5.5 The residual that survives everything
The common conclusion of all four tests is the persistence of a single residual structure. What remains unexplained is specific and reproducible: a state-distribution component indexed by bridge shape and by parity. The corresponding coefficients remain large (bridge \(\approx 1.10\)–\(1.13\), parity \(\approx 0.37\)–\(0.44\)); the pattern is not explained away by adding block scores, and it is also flagged by the bridge RMSE and parity RMSE figures in Tests 3–4. We record this as the principal unresolved structure; §6 lists candidate frameworks for thinking about it, strictly as candidates.

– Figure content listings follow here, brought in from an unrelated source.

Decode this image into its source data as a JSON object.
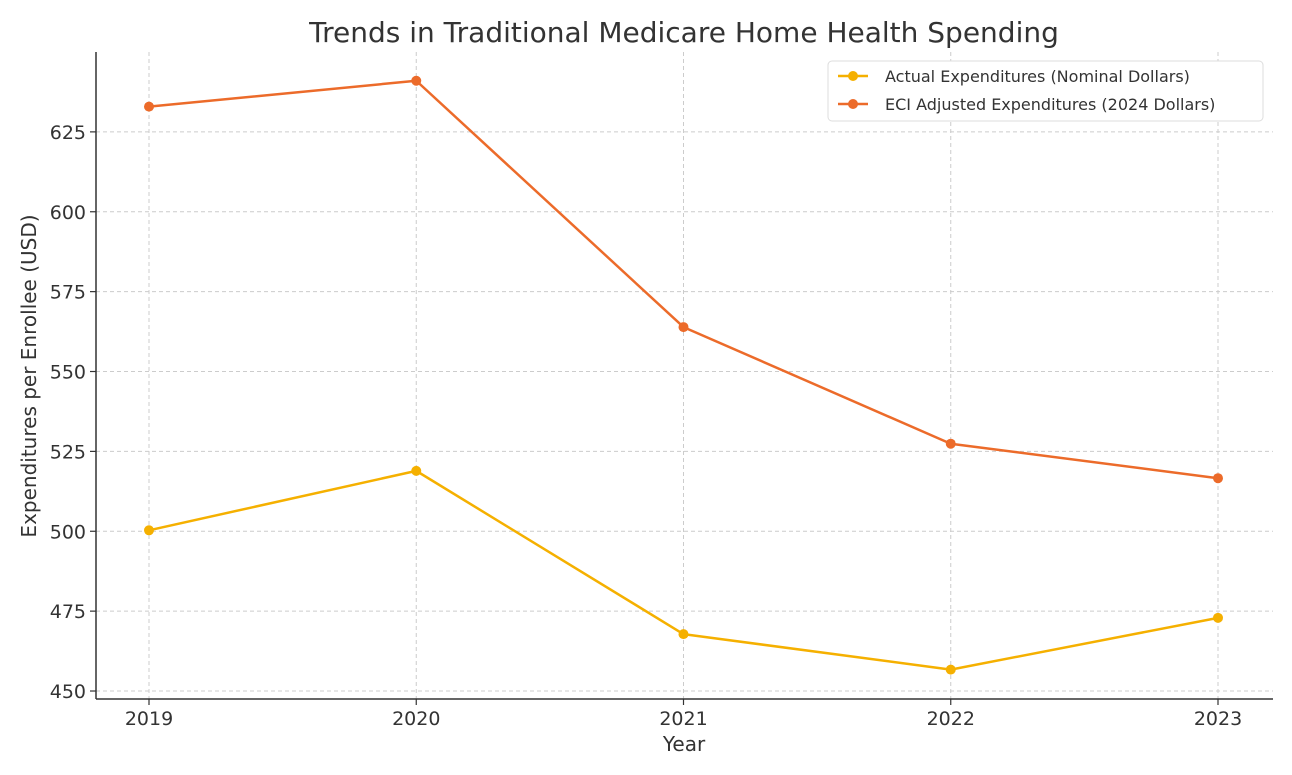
{
  "chart_data": {
    "type": "line",
    "title": "Trends in Traditional Medicare Home Health Spending",
    "xlabel": "Year",
    "ylabel": "Expenditures per Enrollee (USD)",
    "categories": [
      "2019",
      "2020",
      "2021",
      "2022",
      "2023"
    ],
    "y_ticks": [
      450,
      475,
      500,
      525,
      550,
      575,
      600,
      625
    ],
    "ylim": [
      447.5,
      650
    ],
    "grid": true,
    "legend_position": "top-right",
    "series": [
      {
        "name": "Actual Expenditures (Nominal Dollars)",
        "color": "#F5B000",
        "values": [
          500.3,
          518.9,
          467.8,
          456.7,
          472.9
        ]
      },
      {
        "name": "ECI Adjusted Expenditures (2024 Dollars)",
        "color": "#EC6B2A",
        "values": [
          632.9,
          641.0,
          563.9,
          527.4,
          516.6
        ]
      }
    ]
  }
}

The auxiliary Δ analysis (§4.6) supplements where this residual is
visible. Rather than remaining merely unexplained, the residual localizes in state
coordinates and in the remaining_K boundary distance, while it does not
collapse onto any single prefix or transition cell; the largest \(|\Delta|\) is
observed at remaining_K = 32–63. This reinforces the negative
conclusion of this chapter — that finite-block features diagnose the discrepancy but
do not generate the whole-word measure difference — and identifies remaining_K = 32–63 as the band with the largest observed discrepancy, not as an identified
source of the discrepancy.
5.6 What is closed here, and what is not
The closed claim of this paper is deliberately narrow: within the tested escape-word coordinates, the finite-vs-iid discrepancy is not reproduced by the finite-block approximations tried here. Short and medium blocks detect the discrepancy, but finite-block reweighting and finite-block maximum entropy do not generate the observed state distribution.
This is a deliberately narrow boundary statement rather than an explanation of the discrepancy or a proposal of a new Collatz mechanism: along this iid approximation route, local block corrections extend only this far. Locating the remaining structure in residue classes, inverse trees, prefix cylinders, stopping boundaries, or hidden states is left to later work. These directions are possible continuations rather than consequences of the present results.